Ravenna. Online i dati sensibili di 900 alunni, la scuola corre ai ripari

Ravenna

Nome, cognome, indirizzo di casa, recapiti telefonici e persino condizioni di salute. Dati sensibili di diverse centinaia di minori sono rimasti accessibili per pochi minuti sul registro elettronico dell’istituto comprensivo statale “San Pietro in Vincoli” che conta oltre 900 alunni tra San Pietro in Vincoli, San Pietro in Trento, Osteria, San Zaccaria, Roncalceci e San Pietro in Campiano.

Un errore umano a cui la scuola ha subito posto rimedio cancellando la pubblicazione. Non è bastato però per evitare che «almeno una copia del documento» - come si legge in una comunicazione ufficiale alle famiglie - venisse scaricata.

«L’evento è stato qualificato come violazione dei dati personali» ha comunicato la dirigente scolastica Electra Stamboulis in una lettera.
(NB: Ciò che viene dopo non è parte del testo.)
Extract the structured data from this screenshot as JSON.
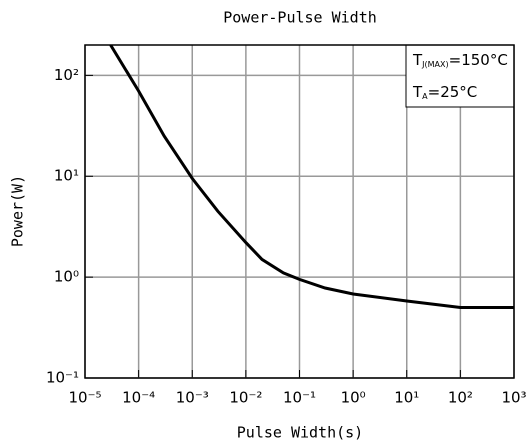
{
  "chart_data": {
    "type": "line",
    "title": "Power-Pulse Width",
    "xlabel": "Pulse Width(s)",
    "ylabel": "Power(W)",
    "x": [
      3e-05,
      0.0001,
      0.0003,
      0.001,
      0.003,
      0.01,
      0.02,
      0.05,
      0.1,
      0.3,
      1,
      10,
      100,
      1000
    ],
    "values": [
      200,
      70,
      25,
      9.5,
      4.5,
      2.2,
      1.5,
      1.1,
      0.95,
      0.78,
      0.68,
      0.58,
      0.5,
      0.5
    ],
    "color": "#000000",
    "xlog": true,
    "ylog": true,
    "grid": true,
    "xlim": [
      1e-05,
      1000
    ],
    "ylim": [
      0.1,
      200
    ],
    "xticks": [
      {
        "value": 1e-05,
        "label": "10⁻⁵"
      },
      {
        "value": 0.0001,
        "label": "10⁻⁴"
      },
      {
        "value": 0.001,
        "label": "10⁻³"
      },
      {
        "value": 0.01,
        "label": "10⁻²"
      },
      {
        "value": 0.1,
        "label": "10⁻¹"
      },
      {
        "value": 1,
        "label": "10⁰"
      },
      {
        "value": 10,
        "label": "10¹"
      },
      {
        "value": 100,
        "label": "10²"
      },
      {
        "value": 1000,
        "label": "10³"
      }
    ],
    "yticks": [
      {
        "value": 0.1,
        "label": "10⁻¹"
      },
      {
        "value": 1,
        "label": "10⁰"
      },
      {
        "value": 10,
        "label": "10¹"
      },
      {
        "value": 100,
        "label": "10²"
      }
    ],
    "annotations": [
      {
        "main": "T",
        "sub": "J(MAX)",
        "tail": "=150°C"
      },
      {
        "main": "T",
        "sub": "A",
        "tail": "=25°C"
      }
    ]
  }
}
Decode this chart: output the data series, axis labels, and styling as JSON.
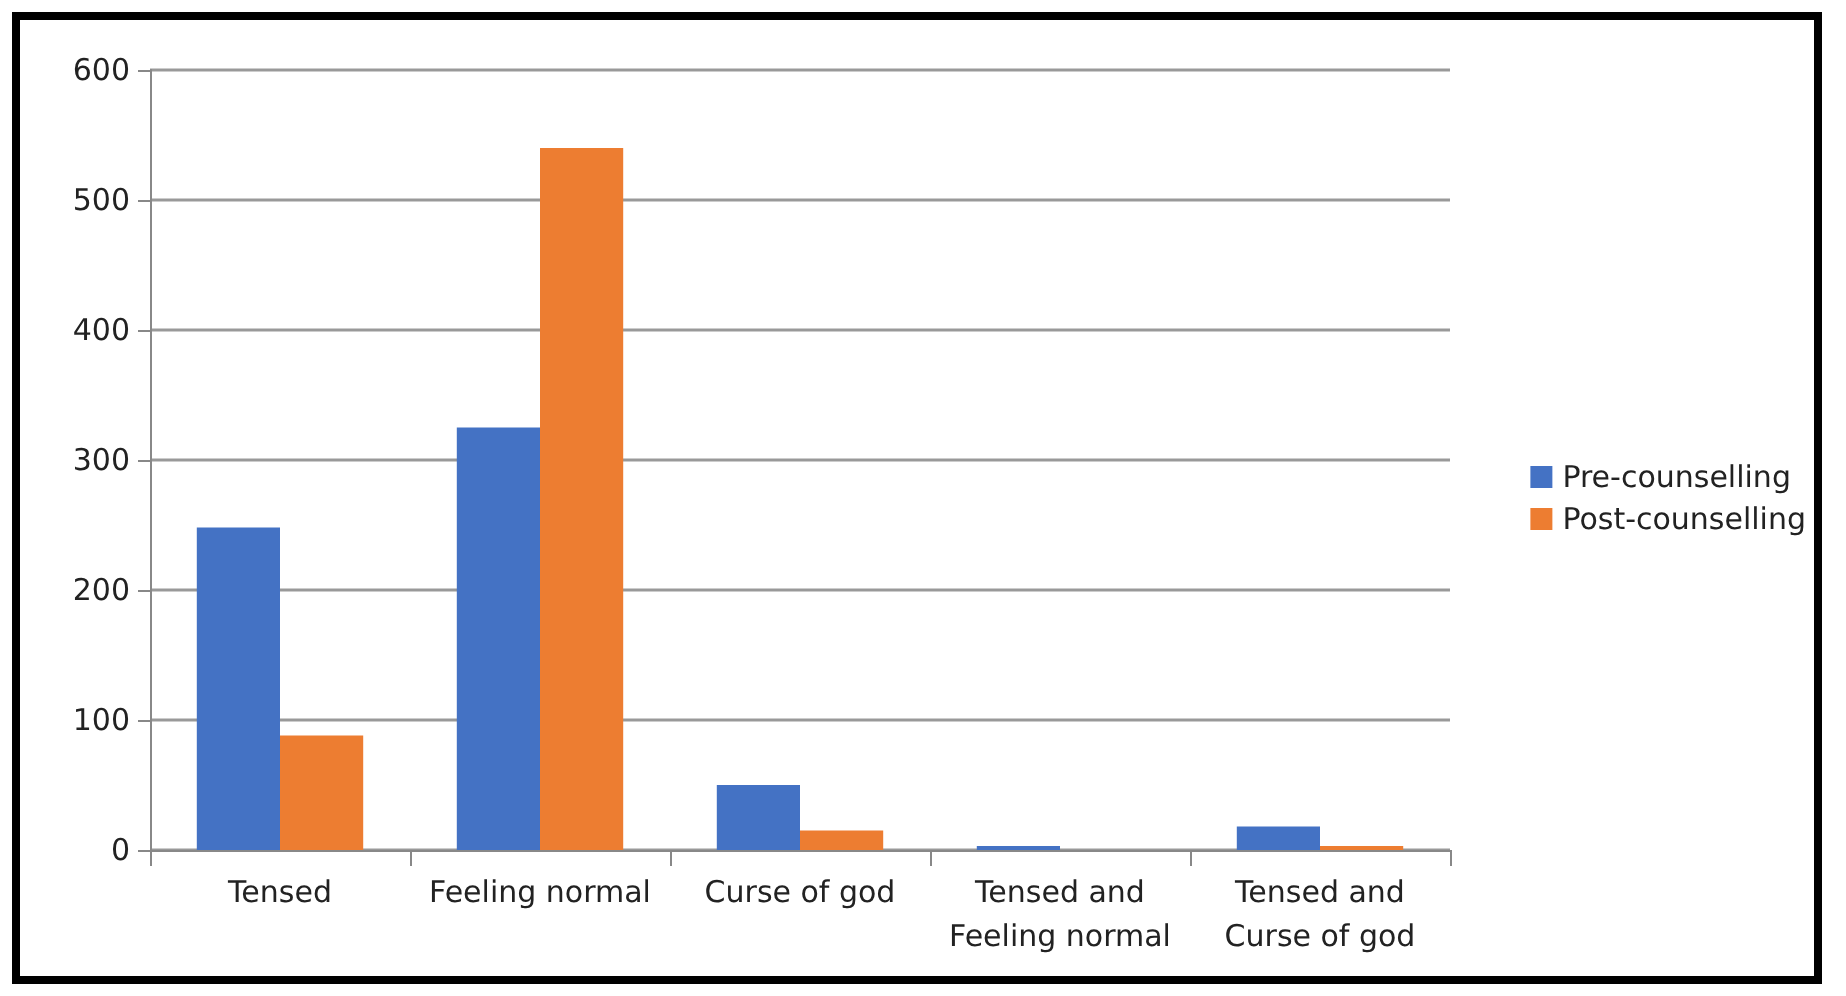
{
  "chart_data": {
    "type": "bar",
    "categories": [
      "Tensed",
      "Feeling normal",
      "Curse of god",
      "Tensed and\nFeeling normal",
      "Tensed and\nCurse of god"
    ],
    "series": [
      {
        "name": "Pre-counselling",
        "color": "#4472c4",
        "values": [
          248,
          325,
          50,
          3,
          18
        ]
      },
      {
        "name": "Post-counselling",
        "color": "#ed7d31",
        "values": [
          88,
          540,
          15,
          0,
          3
        ]
      }
    ],
    "ylim": [
      0,
      600
    ],
    "yticks": [
      0,
      100,
      200,
      300,
      400,
      500,
      600
    ],
    "grid": "y",
    "legend": "right"
  }
}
Da quello che si apprende dalla dirigenza, martedì scorso l’istituto per cause in corso di accertamento ha erroneamente pubblicato sulla bacheca elettronica un documento - a uso interno e organizzativo - contenente i dati sensibili degli alunni.
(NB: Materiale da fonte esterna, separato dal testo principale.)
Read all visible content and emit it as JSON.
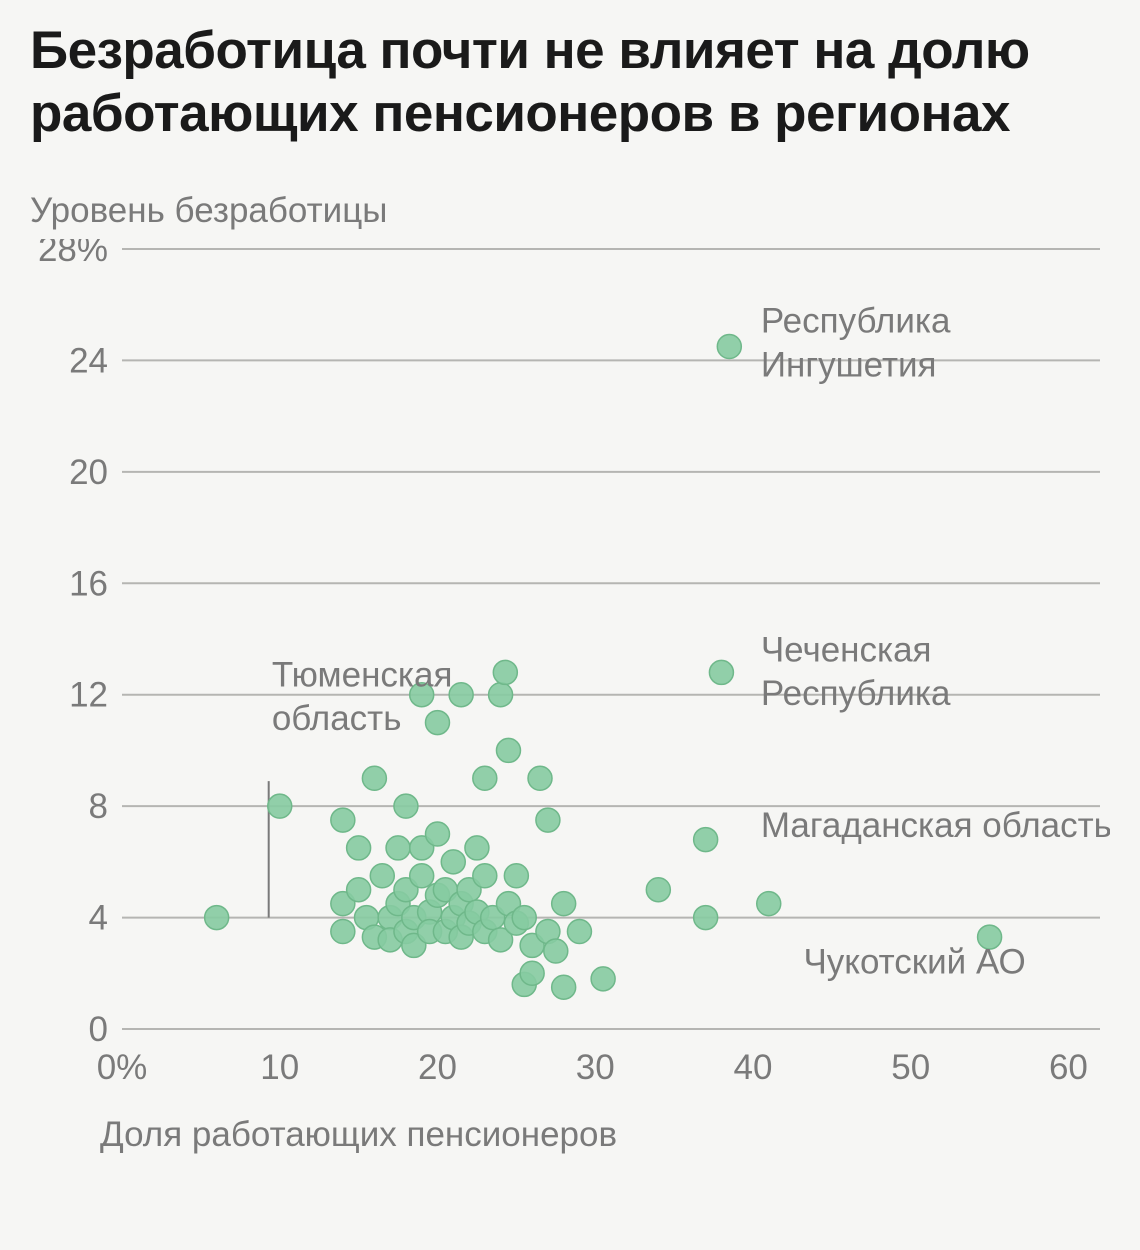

Tra le informazioni diffuse figurano i dati anagrafici, gli indirizzi di casa, i recapiti telefonici dei genitori dei minori, ma anche dati ben più sensibili: condizioni di salute, affidamento a tutori legali, richieste di sostegno scolastico e scelte sull’insegnamento della religione.
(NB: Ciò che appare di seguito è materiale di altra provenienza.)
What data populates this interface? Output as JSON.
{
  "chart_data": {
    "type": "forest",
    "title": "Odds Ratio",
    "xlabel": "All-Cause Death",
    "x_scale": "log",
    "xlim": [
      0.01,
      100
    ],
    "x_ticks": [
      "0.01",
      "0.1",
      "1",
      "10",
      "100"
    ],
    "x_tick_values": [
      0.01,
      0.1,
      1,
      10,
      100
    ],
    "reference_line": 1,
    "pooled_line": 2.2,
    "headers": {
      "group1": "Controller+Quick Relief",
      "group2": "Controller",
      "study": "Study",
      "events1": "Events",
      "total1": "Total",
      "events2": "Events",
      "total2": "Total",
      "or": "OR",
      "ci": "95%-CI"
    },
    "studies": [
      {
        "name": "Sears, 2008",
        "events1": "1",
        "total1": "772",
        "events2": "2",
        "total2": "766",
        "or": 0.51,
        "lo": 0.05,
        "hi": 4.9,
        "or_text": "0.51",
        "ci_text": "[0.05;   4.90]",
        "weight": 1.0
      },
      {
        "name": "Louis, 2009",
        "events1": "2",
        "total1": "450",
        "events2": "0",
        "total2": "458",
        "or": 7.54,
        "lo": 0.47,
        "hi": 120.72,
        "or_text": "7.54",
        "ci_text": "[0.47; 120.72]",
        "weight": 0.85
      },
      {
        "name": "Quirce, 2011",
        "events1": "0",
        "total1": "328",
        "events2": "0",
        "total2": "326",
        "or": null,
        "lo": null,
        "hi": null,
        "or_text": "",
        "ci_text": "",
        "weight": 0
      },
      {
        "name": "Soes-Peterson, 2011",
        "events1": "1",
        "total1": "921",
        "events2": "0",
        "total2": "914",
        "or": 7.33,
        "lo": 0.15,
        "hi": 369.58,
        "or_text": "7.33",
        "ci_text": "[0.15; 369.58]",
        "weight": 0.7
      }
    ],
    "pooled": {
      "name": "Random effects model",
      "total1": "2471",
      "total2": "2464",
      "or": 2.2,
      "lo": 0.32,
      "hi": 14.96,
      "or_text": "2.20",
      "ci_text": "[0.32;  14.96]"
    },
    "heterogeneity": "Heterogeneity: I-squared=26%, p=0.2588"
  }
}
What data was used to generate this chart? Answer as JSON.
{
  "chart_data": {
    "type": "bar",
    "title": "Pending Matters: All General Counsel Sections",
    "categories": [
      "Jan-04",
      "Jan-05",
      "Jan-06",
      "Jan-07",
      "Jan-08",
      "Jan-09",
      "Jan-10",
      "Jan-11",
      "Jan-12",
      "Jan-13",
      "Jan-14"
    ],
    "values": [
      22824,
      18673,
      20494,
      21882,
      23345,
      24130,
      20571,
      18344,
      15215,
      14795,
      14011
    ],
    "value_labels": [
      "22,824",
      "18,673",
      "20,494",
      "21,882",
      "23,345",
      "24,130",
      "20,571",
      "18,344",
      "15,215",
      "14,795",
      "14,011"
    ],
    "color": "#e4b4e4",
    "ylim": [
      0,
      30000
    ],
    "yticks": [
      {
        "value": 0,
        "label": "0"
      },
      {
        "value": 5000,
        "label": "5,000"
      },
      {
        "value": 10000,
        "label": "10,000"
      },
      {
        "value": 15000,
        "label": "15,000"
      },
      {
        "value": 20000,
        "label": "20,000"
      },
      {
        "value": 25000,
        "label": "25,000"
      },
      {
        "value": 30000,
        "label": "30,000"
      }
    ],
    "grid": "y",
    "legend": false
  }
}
A segnalare l’accaduto alla dirigenza è stato un rappresentante dei genitori. Dopo la notifica del fatto, il file è stato rimosso e la preside Stamboulis ha attivato il protocollo di contenimento: «Abbiamo avviato le misure organizzative necessarie per impedire che il fatto si ripeta, tra cui la revisione delle abilitazioni alla pubblicazione in bacheca e la separazione dei documenti contenenti annotazioni riservate», assicura Stamboulis ai genitori.

La reazione tempestiva non garantisce però che nessun dato sia finito nelle mani sbagliate: «Invito a prestare attenzione a contatti telefonici o comunicazioni non attesi che facciano riferimento all’istituto o alla frequenza scolastica dei vostri figli», continua la preside.

Un errore umano, risolto in poco tempo sul piano tecnico, che ha comunque esposto dati riservati a rischi difficili da contenere del tutto.